ACADEMIA AND SCIENTIFIC COMMUNITY
The proposed research will employ Drosophila as a model organism to study roles of actin cytoskeleton remodelling in activation of AiP. It will investigate caspase functions, actin cytoskeleton regulators, stress response signalling molecules and their implications in tumourigenesis. Therefore, the proposed work will be of interest to a wide range of research fields including protease function, cytoskeleton dynamics, stress response signalling transduction, cell death and cancer biology.
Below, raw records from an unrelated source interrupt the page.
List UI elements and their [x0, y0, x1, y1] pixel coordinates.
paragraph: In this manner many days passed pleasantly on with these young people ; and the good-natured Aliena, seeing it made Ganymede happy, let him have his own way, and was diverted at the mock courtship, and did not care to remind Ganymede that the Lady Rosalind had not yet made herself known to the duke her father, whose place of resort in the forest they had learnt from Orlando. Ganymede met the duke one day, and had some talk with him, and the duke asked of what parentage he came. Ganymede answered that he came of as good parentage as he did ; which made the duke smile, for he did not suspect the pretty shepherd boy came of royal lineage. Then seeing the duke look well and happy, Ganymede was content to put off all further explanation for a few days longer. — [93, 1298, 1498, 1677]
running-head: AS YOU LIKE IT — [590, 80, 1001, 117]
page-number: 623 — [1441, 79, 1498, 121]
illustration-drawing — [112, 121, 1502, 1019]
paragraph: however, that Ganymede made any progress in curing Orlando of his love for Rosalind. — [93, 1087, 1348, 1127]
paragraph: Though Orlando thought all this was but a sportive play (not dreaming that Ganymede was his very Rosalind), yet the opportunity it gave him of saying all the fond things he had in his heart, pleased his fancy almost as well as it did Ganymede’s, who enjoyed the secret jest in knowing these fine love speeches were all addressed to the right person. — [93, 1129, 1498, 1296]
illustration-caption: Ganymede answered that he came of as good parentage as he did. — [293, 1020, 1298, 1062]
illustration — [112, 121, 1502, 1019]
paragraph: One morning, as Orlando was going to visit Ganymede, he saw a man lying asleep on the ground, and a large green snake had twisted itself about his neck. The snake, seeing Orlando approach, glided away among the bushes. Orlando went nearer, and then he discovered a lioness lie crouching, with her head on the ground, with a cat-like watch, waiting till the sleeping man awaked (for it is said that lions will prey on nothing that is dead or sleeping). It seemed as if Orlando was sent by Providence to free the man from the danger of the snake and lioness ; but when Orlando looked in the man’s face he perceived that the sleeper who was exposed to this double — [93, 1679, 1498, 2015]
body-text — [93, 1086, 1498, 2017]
Moreover, the assays developed and used in the project will contribute to the scientific community as valuable research tools. These tools provide not only scientific benefits but also the possibilities to reduce and replace the use of mammals in cancer research and drug development.

STUDENTS AND PUBLIC
The proposed research employs genetically amenable model organisms to study cellular processes and signalling pathways relevant to human diseases. This concept as well as knowledge and skills required to conduct Drosophila genetics, microscopy imaging, statistical analysis, molecular and biochemical assays will be passed to all the researchers, who will be involved in the project, through regular meetings, hands-on teaching and established collaborations. We will also communicate with the general public and engage school students by presenting our research at the University Community Days and other research showcase events. This is to enhance public awareness and understanding of our research as well as its potential therapeutic benefits.